The Capacity to Revise Commitments
Next, we examined whether an agent must be able to change its own commitments. The system was allowed to reason and act as before, but its ability to update what it considered acceptable was removed.
At first glance, the resulting behavior appeared orderly. Over time, however, it became rigid. The system could not integrate new conflicts or adapt its normative stance. Its behavior converged toward that of a fixed policy.
This revealed another structural requirement. Agency involves authorship not only over actions, but over the commitments that guide those actions. Without the ability to revise its own norms, a system may behave consistently, yet it no longer behaves as a self-authoring agent.
Continuity Across Time
Finally, we allowed the system to revise its commitments, but prevented those revisions from carrying forward across contexts. Within a single situation, the system behaved coherently. Across situations, that coherence evaporated. Each new context effectively erased what came before.
This demonstrated that agency is not confined to single moments. It unfolds over time. Commitments must persist if they are to be owned. Without continuity, behavior fragments into disconnected episodes, and agency disappears with it.
A Structural Picture of Agency
Taken together, these results support a clear structural picture. Agency depends on reasons that bind actions, meanings that guide deliberation, commitments that can be revised, and continuity that carries those commitments forward. Removing any one of these supports causes the system to lose its agentic character in a way that is mechanical, repeatable, and independent of interpretation.
This conclusion is deliberately narrow. It does not claim that current AI systems possess agency. It does not claim consciousness. It does not claim that these components are sufficient to build an agent. What it provides is a set of necessary conditions. Any artificial system that genuinely qualifies as an agent will have to instantiate these structures in some form.
Why This Matters for Alignment
This structural result has an important implication for AI alignment. Much of the alignment discussion assumes that the primary challenge is controlling powerful optimizers. From that perspective, alignment is framed as a problem of shaping behavior, managing incentives, or constraining outcomes.

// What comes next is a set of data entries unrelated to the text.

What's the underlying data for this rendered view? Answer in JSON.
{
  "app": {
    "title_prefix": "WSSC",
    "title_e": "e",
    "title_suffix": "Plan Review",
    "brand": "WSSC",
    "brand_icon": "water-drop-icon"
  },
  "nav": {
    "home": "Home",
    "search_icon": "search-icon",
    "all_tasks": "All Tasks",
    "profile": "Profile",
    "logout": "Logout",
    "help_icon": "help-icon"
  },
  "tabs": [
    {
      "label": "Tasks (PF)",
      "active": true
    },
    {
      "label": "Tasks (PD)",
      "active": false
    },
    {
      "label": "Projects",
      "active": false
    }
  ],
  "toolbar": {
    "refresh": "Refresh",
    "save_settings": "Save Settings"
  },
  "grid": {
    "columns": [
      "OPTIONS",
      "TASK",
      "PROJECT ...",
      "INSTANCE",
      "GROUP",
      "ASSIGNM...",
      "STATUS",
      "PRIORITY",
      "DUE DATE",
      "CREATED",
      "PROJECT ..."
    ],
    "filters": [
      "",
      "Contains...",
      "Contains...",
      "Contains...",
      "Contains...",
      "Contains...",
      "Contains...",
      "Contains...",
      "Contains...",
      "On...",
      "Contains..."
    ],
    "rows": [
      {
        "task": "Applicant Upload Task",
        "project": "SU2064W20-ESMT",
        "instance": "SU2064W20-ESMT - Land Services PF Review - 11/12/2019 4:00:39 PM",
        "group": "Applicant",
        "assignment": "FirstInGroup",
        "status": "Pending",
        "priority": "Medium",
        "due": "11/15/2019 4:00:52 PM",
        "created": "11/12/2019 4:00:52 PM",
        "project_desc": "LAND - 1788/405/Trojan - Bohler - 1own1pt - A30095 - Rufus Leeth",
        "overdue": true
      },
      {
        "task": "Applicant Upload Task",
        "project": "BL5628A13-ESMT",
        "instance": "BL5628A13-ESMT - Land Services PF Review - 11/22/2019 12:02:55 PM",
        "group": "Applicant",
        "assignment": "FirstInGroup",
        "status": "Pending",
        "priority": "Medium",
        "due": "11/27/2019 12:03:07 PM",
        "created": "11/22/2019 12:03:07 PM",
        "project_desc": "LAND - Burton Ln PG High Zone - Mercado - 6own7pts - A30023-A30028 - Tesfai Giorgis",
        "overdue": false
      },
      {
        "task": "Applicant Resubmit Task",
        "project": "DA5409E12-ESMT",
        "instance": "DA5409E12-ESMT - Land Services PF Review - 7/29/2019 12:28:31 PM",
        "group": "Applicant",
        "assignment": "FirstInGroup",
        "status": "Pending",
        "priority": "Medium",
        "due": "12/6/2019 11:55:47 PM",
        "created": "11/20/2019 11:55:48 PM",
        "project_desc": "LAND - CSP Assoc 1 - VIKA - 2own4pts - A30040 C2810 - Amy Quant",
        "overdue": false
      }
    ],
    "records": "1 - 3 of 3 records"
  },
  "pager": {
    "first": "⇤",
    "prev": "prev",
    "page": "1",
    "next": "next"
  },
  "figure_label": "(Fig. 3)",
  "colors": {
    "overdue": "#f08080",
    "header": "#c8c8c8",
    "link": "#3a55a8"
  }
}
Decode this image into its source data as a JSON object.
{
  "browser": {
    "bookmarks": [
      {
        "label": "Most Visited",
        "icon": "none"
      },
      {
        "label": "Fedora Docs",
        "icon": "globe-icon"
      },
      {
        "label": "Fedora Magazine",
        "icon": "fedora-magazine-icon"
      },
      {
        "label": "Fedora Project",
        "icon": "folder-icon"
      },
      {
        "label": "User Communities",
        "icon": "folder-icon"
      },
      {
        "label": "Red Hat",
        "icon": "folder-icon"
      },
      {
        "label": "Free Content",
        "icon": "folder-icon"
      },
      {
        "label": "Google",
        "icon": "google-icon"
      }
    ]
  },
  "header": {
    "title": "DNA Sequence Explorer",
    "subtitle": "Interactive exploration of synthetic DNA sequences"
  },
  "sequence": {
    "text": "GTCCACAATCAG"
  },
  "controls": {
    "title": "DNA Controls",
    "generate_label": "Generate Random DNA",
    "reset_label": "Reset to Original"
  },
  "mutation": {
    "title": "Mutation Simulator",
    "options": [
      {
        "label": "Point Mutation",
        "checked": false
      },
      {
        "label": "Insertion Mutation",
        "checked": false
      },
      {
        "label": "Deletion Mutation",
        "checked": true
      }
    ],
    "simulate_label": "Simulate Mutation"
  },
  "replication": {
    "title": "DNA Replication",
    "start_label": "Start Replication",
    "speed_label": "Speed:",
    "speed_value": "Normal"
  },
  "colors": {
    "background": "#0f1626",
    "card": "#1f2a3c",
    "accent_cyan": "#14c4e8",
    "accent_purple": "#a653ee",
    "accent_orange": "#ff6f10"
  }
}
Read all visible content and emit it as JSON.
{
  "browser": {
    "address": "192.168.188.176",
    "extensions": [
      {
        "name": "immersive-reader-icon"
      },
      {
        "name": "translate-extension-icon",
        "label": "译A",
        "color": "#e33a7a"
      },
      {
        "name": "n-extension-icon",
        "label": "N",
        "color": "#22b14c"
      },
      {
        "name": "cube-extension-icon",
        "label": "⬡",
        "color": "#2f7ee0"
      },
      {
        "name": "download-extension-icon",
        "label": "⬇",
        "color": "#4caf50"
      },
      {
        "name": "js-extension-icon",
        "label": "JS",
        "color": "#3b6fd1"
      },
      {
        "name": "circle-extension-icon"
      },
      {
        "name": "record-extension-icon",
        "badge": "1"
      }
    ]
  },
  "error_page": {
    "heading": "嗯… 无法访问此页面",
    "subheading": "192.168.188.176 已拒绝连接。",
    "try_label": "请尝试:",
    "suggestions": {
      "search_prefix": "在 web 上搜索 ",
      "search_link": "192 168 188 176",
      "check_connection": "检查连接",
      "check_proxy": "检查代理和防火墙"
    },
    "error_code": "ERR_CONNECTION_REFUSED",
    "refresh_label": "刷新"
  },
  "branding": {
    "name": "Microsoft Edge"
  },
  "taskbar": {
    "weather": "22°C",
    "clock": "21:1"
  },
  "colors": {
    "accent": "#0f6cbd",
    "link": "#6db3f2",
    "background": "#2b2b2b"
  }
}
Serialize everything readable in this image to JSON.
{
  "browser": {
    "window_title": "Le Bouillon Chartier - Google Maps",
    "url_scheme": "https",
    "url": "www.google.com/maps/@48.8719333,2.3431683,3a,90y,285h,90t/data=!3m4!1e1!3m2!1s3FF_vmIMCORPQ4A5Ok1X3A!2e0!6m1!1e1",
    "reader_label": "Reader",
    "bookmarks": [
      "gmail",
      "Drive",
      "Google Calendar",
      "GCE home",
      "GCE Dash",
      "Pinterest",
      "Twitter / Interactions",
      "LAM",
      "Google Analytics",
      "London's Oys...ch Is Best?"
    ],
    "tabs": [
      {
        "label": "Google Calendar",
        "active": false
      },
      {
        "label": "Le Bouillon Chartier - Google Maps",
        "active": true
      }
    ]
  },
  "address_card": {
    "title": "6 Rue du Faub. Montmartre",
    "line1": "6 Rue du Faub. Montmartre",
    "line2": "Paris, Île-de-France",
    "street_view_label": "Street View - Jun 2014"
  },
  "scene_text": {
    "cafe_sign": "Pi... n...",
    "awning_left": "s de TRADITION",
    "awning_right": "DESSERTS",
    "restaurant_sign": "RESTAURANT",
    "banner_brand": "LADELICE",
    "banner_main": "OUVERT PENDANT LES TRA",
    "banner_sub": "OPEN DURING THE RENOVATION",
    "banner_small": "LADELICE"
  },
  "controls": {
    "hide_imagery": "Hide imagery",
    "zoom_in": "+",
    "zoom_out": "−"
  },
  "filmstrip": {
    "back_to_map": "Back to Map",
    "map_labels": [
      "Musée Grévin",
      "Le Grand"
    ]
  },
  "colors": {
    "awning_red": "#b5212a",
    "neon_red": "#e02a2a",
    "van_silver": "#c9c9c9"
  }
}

What these experiments suggest is a different ordering. Alignment becomes meaningful only once genuine agency exists. Before that point, systems can be guided, restricted, or optimized, but they cannot truly endorse norms or values. Their compliance resembles management rather than alignment.
Seen this way, many problems described as misalignment arise because the system in question lacks agency altogether. The issue is not that an agent holds the wrong values, but that there is no agent capable of holding values in the first place.
Once agency exists, alignment shifts from behavioral control toward normative design. The central question becomes what commitments the agent can author, how it revises them, and how those commitments persist over time. This does not make alignment easy, but it makes it coherent.
Postscript
We have not yet built a minimum viable reflective sovereign agent. What we have done is clarify the terrain such an agent must occupy. The essential supports of agency are no longer speculative. They have been tested by removal, and their necessity has been demonstrated.
Future work can now proceed with sharper questions: how minimal these components can be, how they interact, and how stable they remain under self-modification. Those questions were previously muddled. They are now well-posed.
That shift—from vague debate to precise structure—is meaningful progress.